At first Joseph McCarthy mainly targeted Democrats associated with the New Deal policies of the 1930s.

If people refused to name names when called up to appear before the HUAC, they were added to a blacklist that had been drawn up by the Hollywood film studios. Over 320 people were placed on this list that stopped them from working in the entertainment industry. This included Charlie Chaplin, Aaron Copland, Dashiell Hammett, Burl Ives, Arthur Miller, Pete Seeger, Orson Welles, and Paul Robeson.

In 1952 McCarthy appointed Roy Cohn as the chief counsel to the Government Committee on Operations of the Senate. Cohn had been recommended by J. Edgar Hoover, who had been impressed by his involvement in the prosecution of Julius Rosenberg and Ethel Rosenberg. Soon after Cohn was appointed, he recruited his best friend, David Schine, to become his chief consultant.

For some time opponents of Joseph McCarthy had been accumulating evidence concerning his homosexual activities. Several members of his staff, including Roy Cohn and David Schine, were also suspected of having a sexual relationship. Although well-known by political journalists, the first article about it did not appear until Hank Greenspun published an article in the Las Vagas Sun in 25th October, 1952. Greenspun wrote that: “It is common talk among homosexuals in Milwaukee who rendezvous in the White Horse Inn that Senator Joe McCarthy has often engaged in homosexual activities.”

Joseph McCarthy considered a libel suit against Greenspun but decided against it when he was told by his lawyers that if the case went ahead he would have to take the witness stand and answer questions about his sexuality. In an attempt to stop the rumours circulating, McCarthy married his secretary, Jeannie Kerr. Later the couple adopted a five-week old girl from the New York Foundling Home.

McCarthy and Roy Cohn had abused congressional privilege by trying to prevent David Schine from being drafted. When that failed, it was claimed that Cohn tried to pressurize the Army to grant Schine special privileges. The well-known newspaper columnist, Drew Pearson, published the story on 15th December, 1953.

Edward Murrow, the experienced broadcaster, used his television programme, See It Now, on 9th March, 1954, to criticize McCarthy’s methods. Newspaper columnists such as Walter Lippmann and Jack Anderson also became more open in their attacks on McCarthy.

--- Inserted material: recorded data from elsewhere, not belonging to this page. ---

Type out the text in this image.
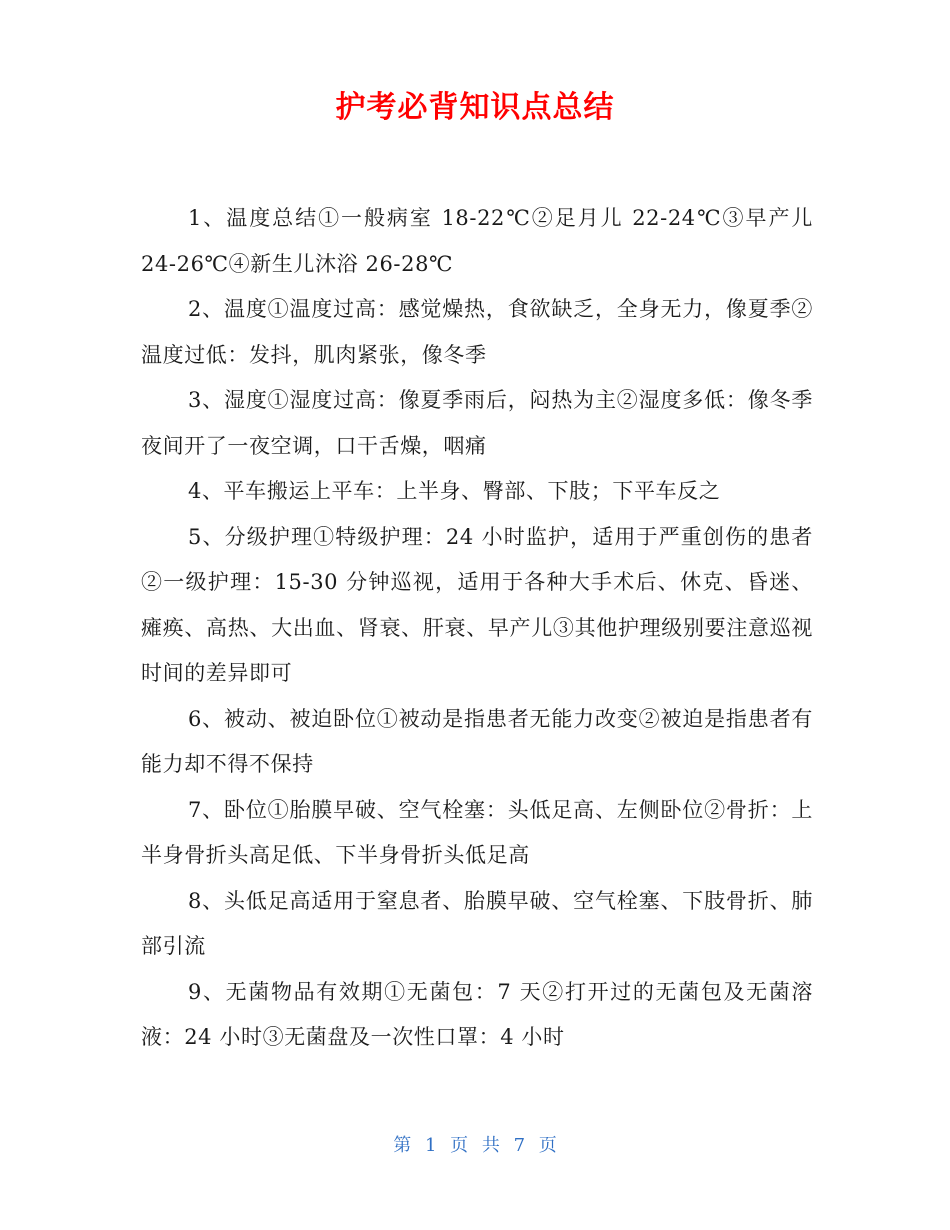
护考必背知识点总结

1、温度总结①一般病室 18-22℃②足月儿 22-24℃③早产儿 24-26℃④新生儿沐浴 26-28℃

2、温度①温度过高：感觉燥热，食欲缺乏，全身无力，像夏季②温度过低：发抖，肌肉紧张，像冬季

3、湿度①湿度过高：像夏季雨后，闷热为主②湿度多低：像冬季夜间开了一夜空调，口干舌燥，咽痛

4、平车搬运上平车：上半身、臀部、下肢；下平车反之

5、分级护理①特级护理：24 小时监护，适用于严重创伤的患者②一级护理：15-30 分钟巡视，适用于各种大手术后、休克、昏迷、瘫痪、高热、大出血、肾衰、肝衰、早产儿③其他护理级别要注意巡视时间的差异即可

6、被动、被迫卧位①被动是指患者无能力改变②被迫是指患者有能力却不得不保持

7、卧位①胎膜早破、空气栓塞：头低足高、左侧卧位②骨折：上半身骨折头高足低、下半身骨折头低足高

8、头低足高适用于窒息者、胎膜早破、空气栓塞、下肢骨折、肺部引流

9、无菌物品有效期①无菌包：7 天②打开过的无菌包及无菌溶液：24 小时③无菌盘及一次性口罩：4 小时

第 1 页 共 7 页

The senate investigations into the United States Army were televised and this helped to expose the tactics of Joseph McCarthy. One newspaper, the Louisville Courier-Journal, reported that: “In this long, degrading travesty of the democratic process McCarthy has shown himself to be evil and unmatched in malice.” Leading politicians in both parties, had been embarrassed by McCarthy’s performance and on 2nd December, 1954, a censure motion condemned his conduct by 67 votes to 22.

McCarthy lost the chairmanship of the Government Committee on Operations of the Senate. He was now without a power base and the media lost interest in his claims of a communist conspiracy. As one journalist, Willard Edwards, pointed out: “Most reporters just refused to file McCarthy stories. And most papers would not have printed them anyway.” Although some historians claim that this marked the end of McCarthyism, others argue that the anti-communist hysteria in the United States lasted until the end of the Cold War.